A Facebook executive said Sunday that the company will introduce new measures on its app to keep teens away from harmful content, as US lawmakers investigate how subsidiaries like Facebook and Instagram affect the mental health of youth. does.
Facebook’s vice president of global affairs, Nick Clegg, also expressed openness to the idea of giving regulators access to Facebook algorithms, which are used to enhance content. But Clegg said he could not answer the question of whether its algorithm amplified the voices of those who attacked the US Capitol on January 6.
Clegg told CNN’s “State of the Union” that the algorithm “should, if necessary, be taken into account by regulation so that what people say according to our system is matched to what they actually do.” “
Days after former Facebook employee and whistleblower Frances Haugen testified on Capitol Hill, she talked about how the company entices users to scroll is hurting the well-being of teens.

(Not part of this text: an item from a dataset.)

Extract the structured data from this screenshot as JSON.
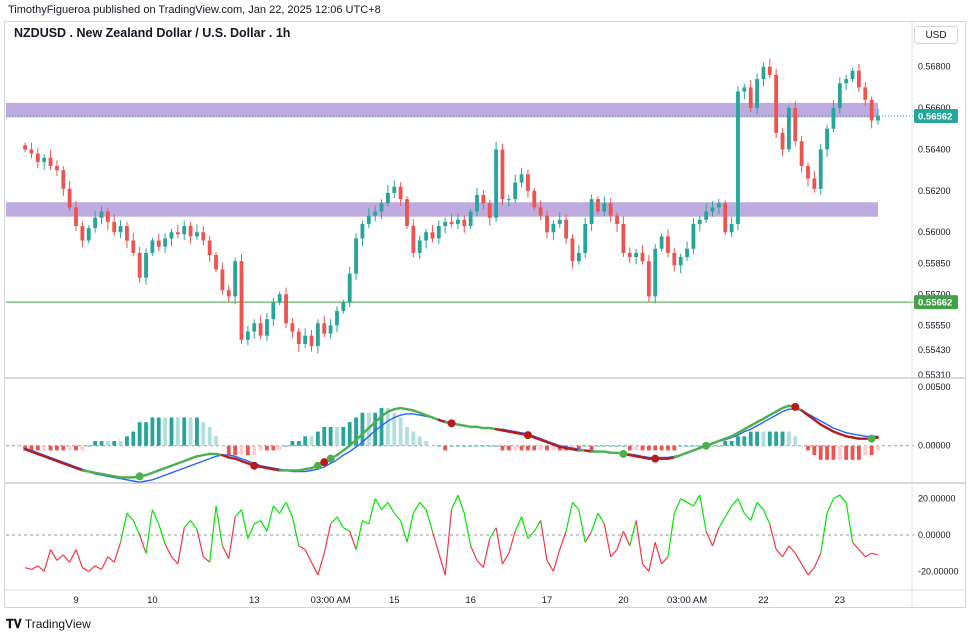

“We’re going to introduce something that I think will make a big difference, where our systems see that teens are watching the same content over and over and it’s content that may not be conducive to their well-being. ‘We’ll inspire them to see other content,'” Clegg told CNN.
In addition, “we’re offering something, ‘Take a Break,’ where we’ll encourage teens to just take a break from using Instagram,” Clegg said.
US senators last week told Facebook about a plan to better protect young users on its apps, drawing on leaked internal research showing that the social media giant was aware that its Instagram app stifled youth’s mental health. How to harm health
Democrat Senator Amy Klobuchar, who chairs the antitrust subcommittee of the Senate Judiciary Committee, has argued for more regulation against technology companies like Facebook.
“I’m tired of hearing ‘trust us,'” Klobuchar told CNN on Sunday, and it’s time to protect moms and fathers who are exposed to all kinds of bad things with their kids. Struggling to come.” After interviewing Clegg.